Her death, Admetus, is a blow which you must bear.
You are not the first of mortal men – no, nor the last –
To lose a noble-hearted wife.  Consider this:
Death is a debt which every one of us must pay

The day is saved (somewhat improbably) by the arrival of Heracles en route to one of his labours.  Heracles – physically powerful, unsophisticated and earthy – treats the matter simply as a problem to be solved (p.70):
The woman’s newly dead; and I
Must save her, and pay my debt of kindness to Admetus,
Setting Alcestis safe again in her own home.
The black robed king of the dead will come to drink the blood
Of Victims offered at her tomb.  I’ll go there, hide,
And watch for him, and so leap out and spring on him,
And once I have my arms locked round his writhing ribs,
There is no power that can release him, till he yields
Alcestis to me.  And if I miss my prey this time,
If death does not go to the bait of blood, I’ll go
Down to the sunless palace of Persephone
And Pluto, and I’ll ask for her.  And, by my soul,
I’ll bring Alcestis up again, and deliver her
Into Admetus’ hands


This he does, leading to a mildly comic happy ending.  The contrast the play stresses is between Admetus’ inability to master his own grief, and Heracles’ literally Death-defying confidence in his own strength.

Hippolytus covers another aspect of self-knowledge.  The hero (if that is the word) in the title is a young man whose life is dedicated to honouring Artemis, virginal goddess of the hunt (pp.84-5).  He shows little respect – even contempt – for Aphrodite, the goddess of love (in this case, sexual love): “My body is pure … I have no liking for a god worshipped at night” (p.86).  Aphrodite, in revenge, causes his stepmother Phaedra to become infatuated with him.  Phaedra’s secret is revealed to Hippolytus by a servant.  He is incensed and excoriates them both (pp.102-3).  Phaedra, in despair, hangs herself.  She leaves a note accusing Hippolytus of raping her.  This provokes Theseus (her husband) to curse him in a fit of rage, causing Hippolytus to be killed by a bull - that is, a breeding animal.  The play ultimately works as a lesson on self-control, and the lack of it.  Phaedra kills herself to break the grip of an uncontrollable passion.  Hippolytus’ almost fanatical self-control makes it impossible for him to understand the pain his rejection and vituperation causes her.  And Theseus’ loss of self-control leads him to kill his own son.

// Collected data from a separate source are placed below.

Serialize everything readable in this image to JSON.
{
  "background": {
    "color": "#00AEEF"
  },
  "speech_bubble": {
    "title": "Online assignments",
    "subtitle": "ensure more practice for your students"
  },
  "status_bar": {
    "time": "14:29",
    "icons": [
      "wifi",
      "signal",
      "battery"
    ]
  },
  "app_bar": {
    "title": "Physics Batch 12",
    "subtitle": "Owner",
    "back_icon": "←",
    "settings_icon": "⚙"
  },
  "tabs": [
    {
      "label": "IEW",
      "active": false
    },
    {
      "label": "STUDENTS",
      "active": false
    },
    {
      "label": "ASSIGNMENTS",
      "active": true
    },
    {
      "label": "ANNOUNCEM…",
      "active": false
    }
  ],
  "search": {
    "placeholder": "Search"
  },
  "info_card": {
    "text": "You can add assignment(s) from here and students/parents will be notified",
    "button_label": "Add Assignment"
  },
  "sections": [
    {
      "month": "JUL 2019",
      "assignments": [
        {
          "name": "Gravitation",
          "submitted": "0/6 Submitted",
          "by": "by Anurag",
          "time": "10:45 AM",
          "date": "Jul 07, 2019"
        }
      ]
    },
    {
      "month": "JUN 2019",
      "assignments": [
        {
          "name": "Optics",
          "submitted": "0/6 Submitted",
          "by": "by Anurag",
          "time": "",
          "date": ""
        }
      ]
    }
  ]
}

The collection ends with Iphigenia in Tauris, which shows us the end-stage of self-mastery.  Iphigenia was the daughter of King Agamemnon.  She was to be sacrificed by him to induce Artemis to allow his fleet to leave harbour and sail to the Trojan War.  At the last moment, however, she was taken by Artemis to Tauris where she would serve as the goddess’ priestess, preparing foreigners as human sacrifices on the orders of King Thoas (pp.131-2).  She pines to return to Greece and to see her brother Orestes again.  Iphigenia and Orestes are descendants of Atreus and the nth generation of a family wrapped in a cycle of crime and revenge which has involved cannibalism, incest, curses and more homicides than a season of Midsomer Murders.  Orestes arrives in Tauris, having recently murdered their mother Clytemnestra.  He and Iphigenia recognise each other before he is to be sacrificed.  Through a ruse they escape from Tauris with a sacred statue of Artemis, which Orestes has been tasked with stealing in recompense for the murder of Clytemnestra.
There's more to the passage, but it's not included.